Posted: Fri Aug 20, 2004 5:41 pm
by Dungeon_Lilly
Why do I feel I need to hurt myself? What has brought me to this point?

My bf told me he'd got me nothing for our anniversary tomorrow, then he said we could go to town and choose something on Sunday.

Have I been here before? What did I do to deal with it? How did I feel then?

Boyfriend issuse are hardley knew to me but this hasn't happened before

What I have done to ease this discomfort so far? What else can I do that won't hurt me?

Wrote in my place but still feel empty

How do I feel right now?

Hurt, empty, worthless

How will I feel when I am hurting myself?

Less empty at least, I guess if I SI it will give me physical pain and make me less numb

How will I feel after hurting myself? How will I feel tomorrow morning?

Torrow I will probaly just feel bad again, as soon as my bf finds out he'll get upset and i'll feel worse

Can I avoid this stressor, or deal with it better in the future?

I can't really avoid it

Do I need to hurt myself?

I guess I don't need to but I want to and I want to feel again.

Posted: Fri Aug 20, 2004 6:20 pm
by littlethings
Can you talk to him about it?
I know that may not be helpful, but it may help to understand his motives. Do you feel like he didn't have time for you or think of you- or maybe he just wanted to make sure you got something you liked (hence the picking it out).

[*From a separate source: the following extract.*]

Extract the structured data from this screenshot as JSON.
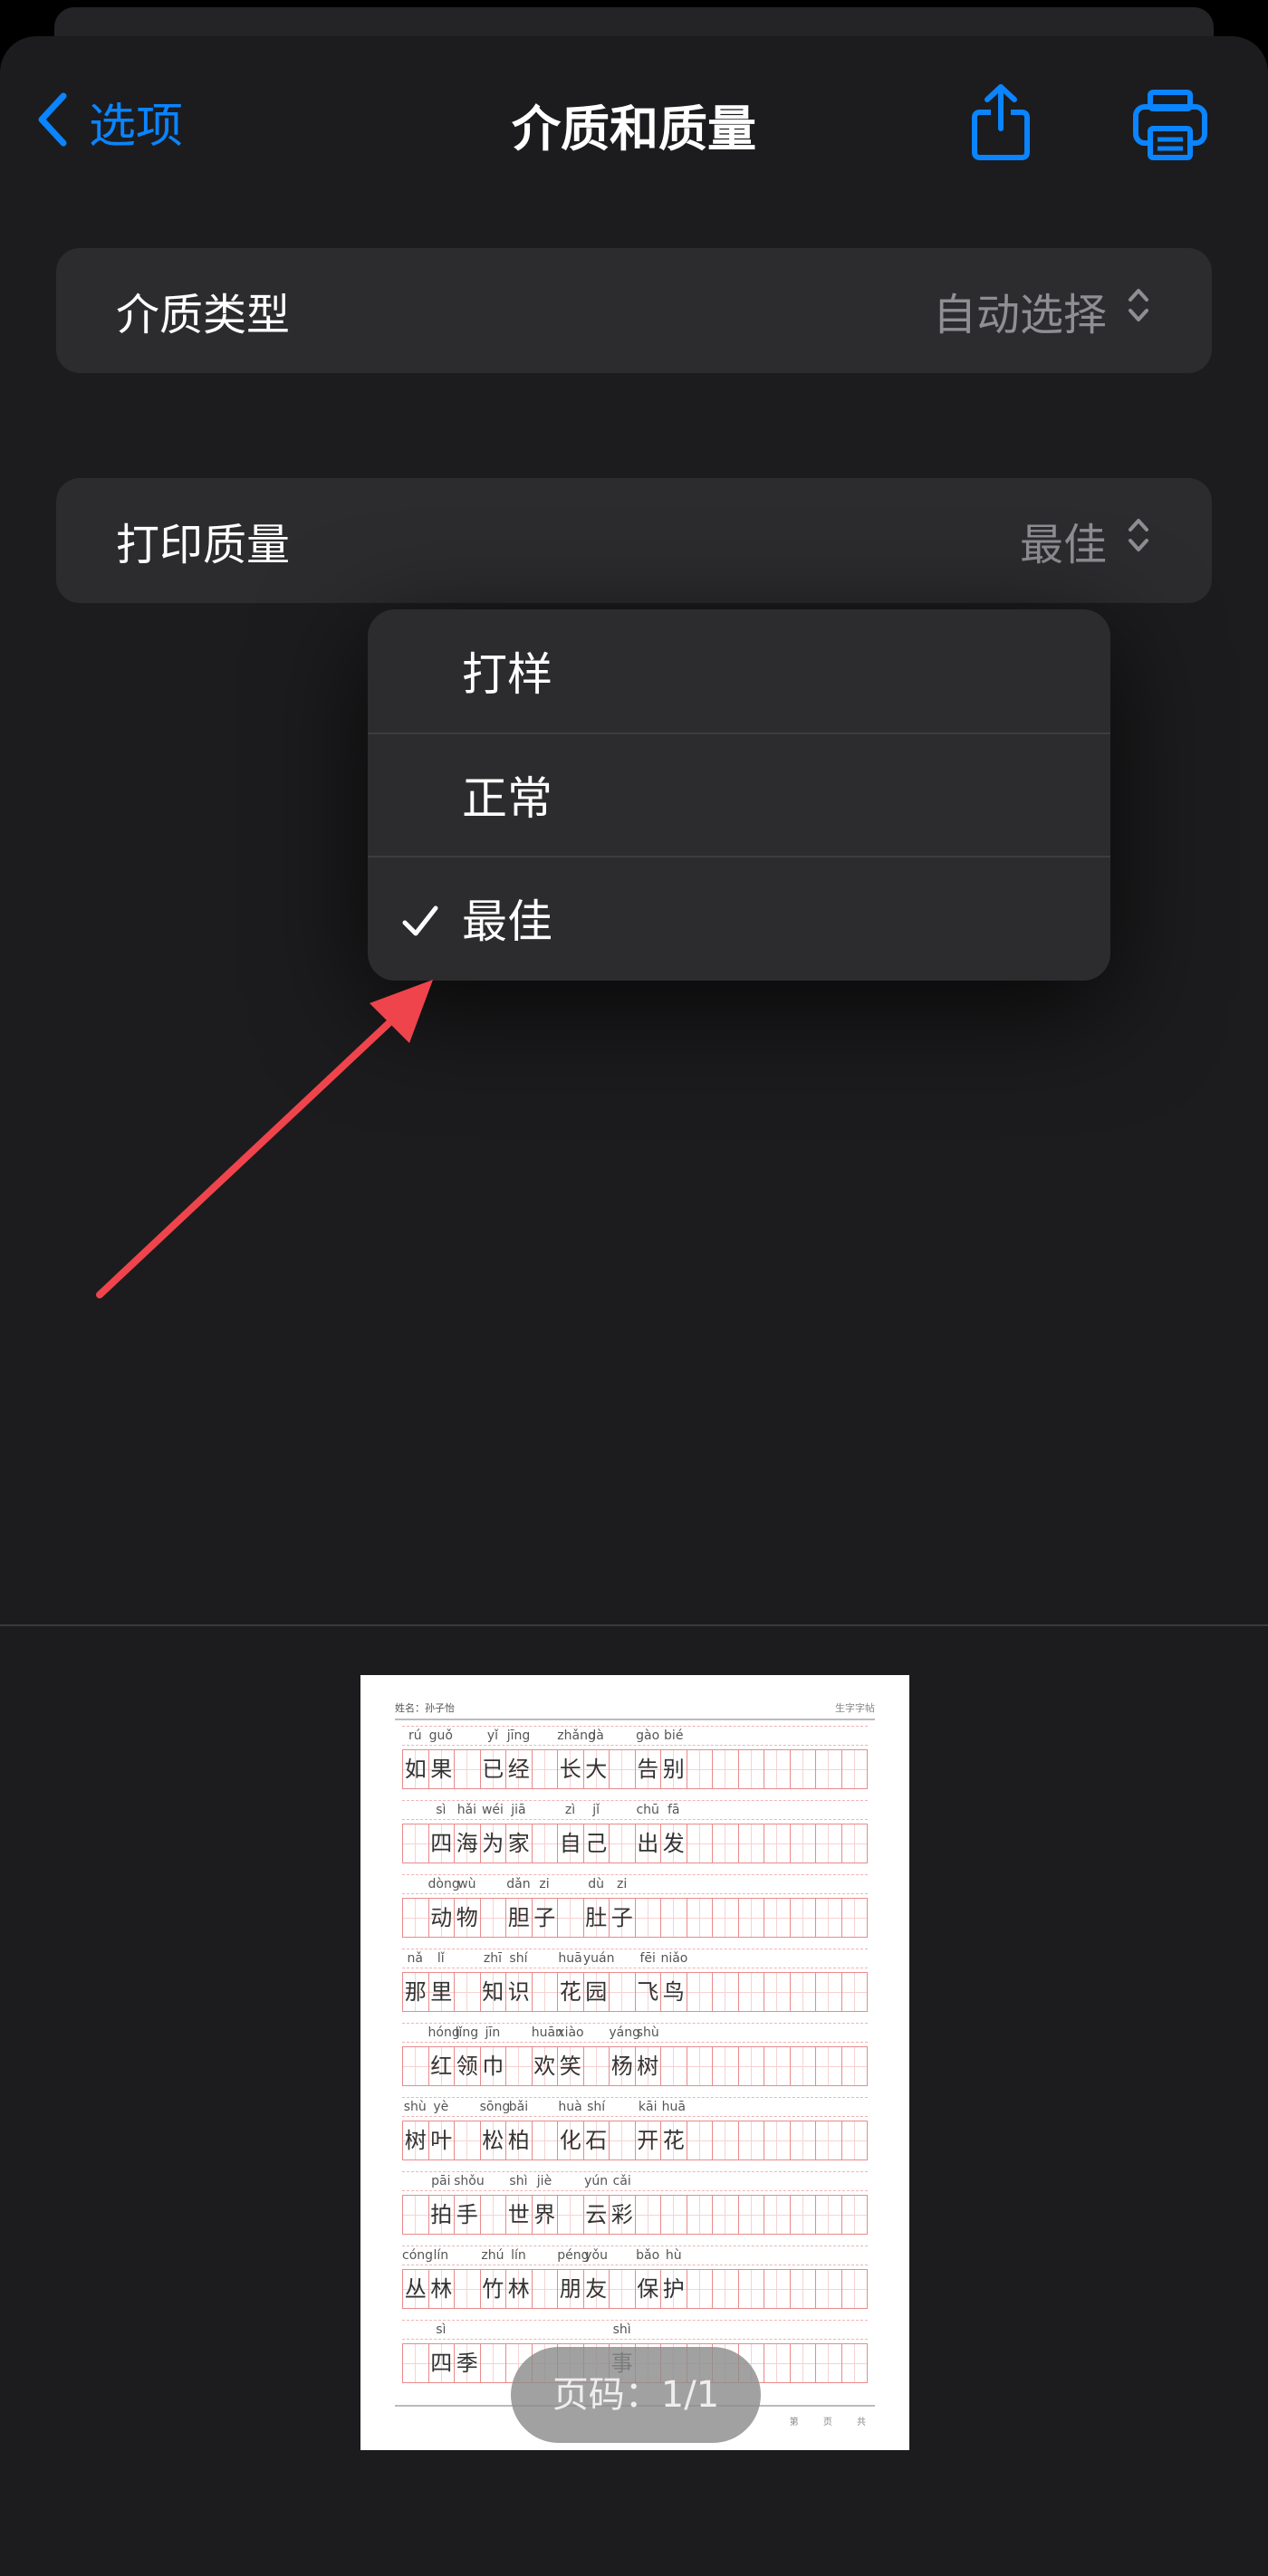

Have you been here before- I noticed you were talking about the 'actual' situation as opposed to the emotional one. Have you been in this situation before emotionally?

Is there else can you do to give yourself a strong physical sensation? Squeezing ice cubes, doing a grounding exercise...etc.

Whatever his reasons for delaying your gift, none of his decisions makes you less worthy of anything.

JoAnna

Posted: Sat Aug 21, 2004 9:10 pm
by Dungeon_Lilly
littlethings wrote:Can you talk to him about it? know that may not be helpful, but it may help to understand his motives. Do you feel like he didn't have time for you or think of you- or maybe he just wanted to make sure you got something you liked (hence the picking it out).
I have talked to him, he said he wasn't sure if I'd want to be with him after I got back from my holiday sop he didn't get me anything.
littlethings wrote:Have you been here before- I noticed you were talking about the 'actual' situation as opposed to the emotional one. Have you been in this situation before emotionally?
Emotionally yes I have, lots of our arguments leave me feeling empty and worthless
littlethings wrote:Is there else can you do to give yourself a strong physical sensation? Squeezing ice cubes, doing a grounding exercise...etc.
I played the guitar a bit but there isnt much I can do without having to explain it to him.
littlethings wrote:Whatever his reasons for delaying your gift, none of his decisions makes you less worthy of anything.
It makes me feel less worthy, I feel like he had no faith in me when i went away

Posted: Sat Aug 21, 2004 9:50 pm
by Jomomma
Dungeon_Lilly wrote:It makes me feel less worthy, I feel like he had no faith in me when i went away
Could it be that he had no faith in himself?